The Oregonian, August 20, 1997
By Barry Johnson

These days, Sam Shepard, the strange and beguiling American playwright/actor, is mostly represented by a small number of his plays. “A Tooth of Crime,” “Fool for Love,” “Curse of the Starving Class,” “Buried Child” and “True West” all pop up on the schedules of local and regional theater companies, especially the last two.

But Shepard has written more than 40 plays, and nearly all of them have something to recommend them. A wild, lyrical streak, maybe. Odd characters. A jumpy narrative line. A whiff of the hallucinatory. But audiences rarely get a chance to see them, outside of occasional college shows.

So the PAN Theater deserves credit for mounting a production of Shepard’s “Suicide in B-Flat,” a dry and puzzling play full of music and dark comedy. The company has attacked Shepard’s material with zest.

Where the script calls for a piano player, for example, director Bryan Markovitz has added a four-piece jazz combo, filling the small PAN Theater space with a peculiar, bouncy kind of jazz. Taking their cue from the band, perhaps, the actors have seized eccentricities of speech and movement and used them to add to the general oddity of the production.

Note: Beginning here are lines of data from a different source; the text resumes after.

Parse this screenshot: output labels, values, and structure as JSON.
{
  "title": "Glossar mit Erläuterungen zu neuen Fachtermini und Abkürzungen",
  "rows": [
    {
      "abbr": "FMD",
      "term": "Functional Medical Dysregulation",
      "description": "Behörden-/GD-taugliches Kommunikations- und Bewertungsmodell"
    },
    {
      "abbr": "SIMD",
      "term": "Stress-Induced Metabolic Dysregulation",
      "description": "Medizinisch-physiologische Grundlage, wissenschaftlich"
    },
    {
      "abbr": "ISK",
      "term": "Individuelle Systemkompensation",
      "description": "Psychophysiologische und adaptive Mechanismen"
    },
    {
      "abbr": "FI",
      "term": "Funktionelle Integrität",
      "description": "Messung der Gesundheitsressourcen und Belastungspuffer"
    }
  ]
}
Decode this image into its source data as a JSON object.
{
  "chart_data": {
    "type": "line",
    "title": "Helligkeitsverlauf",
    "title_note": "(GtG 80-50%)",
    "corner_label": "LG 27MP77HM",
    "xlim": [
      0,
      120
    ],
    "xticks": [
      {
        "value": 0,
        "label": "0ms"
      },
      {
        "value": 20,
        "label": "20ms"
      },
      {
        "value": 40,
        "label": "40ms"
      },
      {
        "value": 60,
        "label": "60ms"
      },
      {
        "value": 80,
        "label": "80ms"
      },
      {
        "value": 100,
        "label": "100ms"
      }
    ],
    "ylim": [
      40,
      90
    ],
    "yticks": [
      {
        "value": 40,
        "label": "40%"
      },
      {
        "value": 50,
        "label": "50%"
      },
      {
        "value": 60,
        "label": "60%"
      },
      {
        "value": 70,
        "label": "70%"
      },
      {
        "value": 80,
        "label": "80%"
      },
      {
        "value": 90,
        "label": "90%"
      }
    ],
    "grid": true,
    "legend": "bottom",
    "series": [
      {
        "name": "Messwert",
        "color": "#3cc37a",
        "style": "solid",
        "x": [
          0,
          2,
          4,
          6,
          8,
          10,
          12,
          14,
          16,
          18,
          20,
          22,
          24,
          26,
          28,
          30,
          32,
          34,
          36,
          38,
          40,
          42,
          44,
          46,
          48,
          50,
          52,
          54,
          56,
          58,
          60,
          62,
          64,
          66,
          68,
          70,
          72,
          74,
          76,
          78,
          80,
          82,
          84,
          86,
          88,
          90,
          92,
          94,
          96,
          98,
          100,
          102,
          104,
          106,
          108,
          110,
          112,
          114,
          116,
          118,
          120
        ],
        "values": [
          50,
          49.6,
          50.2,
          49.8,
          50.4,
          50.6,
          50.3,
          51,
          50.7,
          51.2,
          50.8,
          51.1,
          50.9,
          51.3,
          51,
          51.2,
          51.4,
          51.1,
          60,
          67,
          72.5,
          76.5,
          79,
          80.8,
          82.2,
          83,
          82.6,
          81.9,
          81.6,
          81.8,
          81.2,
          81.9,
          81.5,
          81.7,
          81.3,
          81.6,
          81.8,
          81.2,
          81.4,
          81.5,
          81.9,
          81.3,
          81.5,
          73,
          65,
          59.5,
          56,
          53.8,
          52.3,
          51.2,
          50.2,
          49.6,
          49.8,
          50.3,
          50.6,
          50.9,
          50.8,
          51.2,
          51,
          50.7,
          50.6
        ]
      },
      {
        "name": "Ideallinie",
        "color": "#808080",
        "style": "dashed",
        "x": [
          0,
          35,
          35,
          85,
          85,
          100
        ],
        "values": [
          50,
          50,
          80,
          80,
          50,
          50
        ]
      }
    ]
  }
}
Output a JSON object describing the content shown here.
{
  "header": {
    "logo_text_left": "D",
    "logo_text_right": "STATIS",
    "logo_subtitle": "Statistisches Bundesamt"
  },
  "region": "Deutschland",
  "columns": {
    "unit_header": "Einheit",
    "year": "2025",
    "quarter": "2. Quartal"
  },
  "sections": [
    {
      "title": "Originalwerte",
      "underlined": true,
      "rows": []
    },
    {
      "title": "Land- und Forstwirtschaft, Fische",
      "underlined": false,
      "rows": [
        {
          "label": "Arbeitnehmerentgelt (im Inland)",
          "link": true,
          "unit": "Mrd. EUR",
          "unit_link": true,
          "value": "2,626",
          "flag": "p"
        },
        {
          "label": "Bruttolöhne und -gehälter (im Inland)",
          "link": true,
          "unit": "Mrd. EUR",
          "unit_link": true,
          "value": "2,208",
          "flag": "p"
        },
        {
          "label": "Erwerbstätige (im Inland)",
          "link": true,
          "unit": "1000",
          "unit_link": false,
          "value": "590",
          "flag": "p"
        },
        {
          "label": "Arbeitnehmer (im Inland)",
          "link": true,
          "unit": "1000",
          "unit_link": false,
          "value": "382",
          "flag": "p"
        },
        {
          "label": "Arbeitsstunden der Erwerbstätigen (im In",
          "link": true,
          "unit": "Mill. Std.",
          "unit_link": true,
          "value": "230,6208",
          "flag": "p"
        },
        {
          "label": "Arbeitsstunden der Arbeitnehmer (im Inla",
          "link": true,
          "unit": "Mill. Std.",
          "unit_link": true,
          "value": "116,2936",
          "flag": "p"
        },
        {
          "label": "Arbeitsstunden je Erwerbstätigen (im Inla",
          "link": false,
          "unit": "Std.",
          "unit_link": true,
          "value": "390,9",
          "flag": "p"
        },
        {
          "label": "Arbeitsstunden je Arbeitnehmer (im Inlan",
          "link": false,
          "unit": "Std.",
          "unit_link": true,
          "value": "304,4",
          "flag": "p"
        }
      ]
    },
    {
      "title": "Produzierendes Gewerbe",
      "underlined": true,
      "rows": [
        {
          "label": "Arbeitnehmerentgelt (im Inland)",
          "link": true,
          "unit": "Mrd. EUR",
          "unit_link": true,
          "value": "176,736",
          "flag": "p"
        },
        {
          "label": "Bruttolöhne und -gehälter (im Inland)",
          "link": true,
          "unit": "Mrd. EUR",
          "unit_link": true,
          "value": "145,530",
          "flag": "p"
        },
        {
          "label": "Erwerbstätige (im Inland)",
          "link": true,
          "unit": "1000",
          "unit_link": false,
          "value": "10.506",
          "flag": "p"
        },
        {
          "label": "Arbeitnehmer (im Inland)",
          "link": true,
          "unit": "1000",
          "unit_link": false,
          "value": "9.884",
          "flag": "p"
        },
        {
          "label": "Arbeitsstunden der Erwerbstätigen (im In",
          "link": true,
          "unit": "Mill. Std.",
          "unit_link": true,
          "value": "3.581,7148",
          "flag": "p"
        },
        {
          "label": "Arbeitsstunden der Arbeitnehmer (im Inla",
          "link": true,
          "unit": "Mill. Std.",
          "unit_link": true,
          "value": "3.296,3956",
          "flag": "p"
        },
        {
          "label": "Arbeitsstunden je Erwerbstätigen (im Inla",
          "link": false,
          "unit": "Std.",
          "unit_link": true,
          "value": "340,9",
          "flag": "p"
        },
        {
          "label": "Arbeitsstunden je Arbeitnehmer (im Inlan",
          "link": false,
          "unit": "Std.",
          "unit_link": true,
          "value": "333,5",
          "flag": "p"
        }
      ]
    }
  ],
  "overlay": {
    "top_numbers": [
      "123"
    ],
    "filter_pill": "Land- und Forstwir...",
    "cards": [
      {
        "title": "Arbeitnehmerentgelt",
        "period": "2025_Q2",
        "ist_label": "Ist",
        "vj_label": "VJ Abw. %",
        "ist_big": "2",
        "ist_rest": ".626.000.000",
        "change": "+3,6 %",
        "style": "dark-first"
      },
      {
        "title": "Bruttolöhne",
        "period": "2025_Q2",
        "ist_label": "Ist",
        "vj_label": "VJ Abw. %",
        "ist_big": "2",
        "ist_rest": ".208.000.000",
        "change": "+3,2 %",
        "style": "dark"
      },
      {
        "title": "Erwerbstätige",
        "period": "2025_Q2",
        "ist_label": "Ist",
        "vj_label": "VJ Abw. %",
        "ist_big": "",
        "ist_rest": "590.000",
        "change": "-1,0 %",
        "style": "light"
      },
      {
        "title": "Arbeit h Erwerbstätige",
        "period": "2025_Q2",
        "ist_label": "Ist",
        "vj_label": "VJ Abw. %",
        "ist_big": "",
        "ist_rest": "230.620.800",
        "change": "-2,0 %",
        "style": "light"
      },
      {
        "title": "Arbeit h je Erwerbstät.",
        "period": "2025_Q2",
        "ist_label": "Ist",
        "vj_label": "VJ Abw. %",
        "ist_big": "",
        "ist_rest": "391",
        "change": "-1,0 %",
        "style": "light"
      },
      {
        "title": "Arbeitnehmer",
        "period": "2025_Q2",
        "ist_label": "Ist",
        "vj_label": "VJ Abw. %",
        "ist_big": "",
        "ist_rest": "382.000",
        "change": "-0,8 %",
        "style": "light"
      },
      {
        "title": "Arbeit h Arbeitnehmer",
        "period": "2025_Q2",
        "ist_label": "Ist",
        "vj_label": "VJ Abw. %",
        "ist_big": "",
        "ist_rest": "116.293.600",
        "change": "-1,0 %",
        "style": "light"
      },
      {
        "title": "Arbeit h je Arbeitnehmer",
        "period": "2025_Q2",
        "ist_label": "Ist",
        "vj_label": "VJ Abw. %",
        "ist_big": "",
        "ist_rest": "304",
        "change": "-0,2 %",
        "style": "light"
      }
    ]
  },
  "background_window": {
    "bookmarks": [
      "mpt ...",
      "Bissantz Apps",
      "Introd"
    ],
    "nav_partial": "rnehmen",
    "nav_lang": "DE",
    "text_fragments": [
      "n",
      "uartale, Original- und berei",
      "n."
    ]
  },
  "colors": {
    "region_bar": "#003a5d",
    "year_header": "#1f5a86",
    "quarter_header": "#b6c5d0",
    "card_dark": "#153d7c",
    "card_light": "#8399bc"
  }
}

These hints at the surreal direction in which Markovitz wants to go are underscored in other ways, too. Markovitz has borrowed the see-through grid at the front of the stage that Richard Foreman is known for, and he has sent his actors lurching suddenly from one side of the stage to another, as Imago’s Jerry Mouawad often does.

The results don’t always work, but the spirit is strong enough to give Shepard’s text a good tweaking.

“Suicide in B-Flat” may well take place inside the head of a jazz musician named Niles (Victor Troxel), who may well have committed suicide. Or was it a murder and a feigned suicide to cover up his own disappearance?

That’s part of the problem that two homicide detectives, Pablo (Jeff Marchant) and Louis (Rich Southwick), must unravel when they come onto the crime scene—which may simply be inside the head of Niles. They receive clues and misdirections from two of Niles’ bandmates, Petrone (Christoph Saxe) and Laureen (Georgia Luce).

As Shepard plays with the existential mysteries at hand, he is also riffing on a variety of topics, including jazz, madness, justice and truth. As Pablo and Louis get closer to Niles, are they getting closer to the truth or to madness?

The cast rumbles through these complexities with only a few minor stumbles. Marchant and Southwick as the detectives are positively brilliant at times, giving shape to the narrative and a sense of dread to the play. Their partnership reminds us a bit of Estragon and Vladimir in “Waiting for Godot,” knotted together in friendship and revulsion. Their chemistry is more than just a good sense of playing their lines: They are on the same wavelength on the physical comedy their roles require, too.

One potential drawback is the heat. The theater can get very warm at night, especially if the day is a truly toasty one. The late starting time, 9 p.m., helps a bit on this score.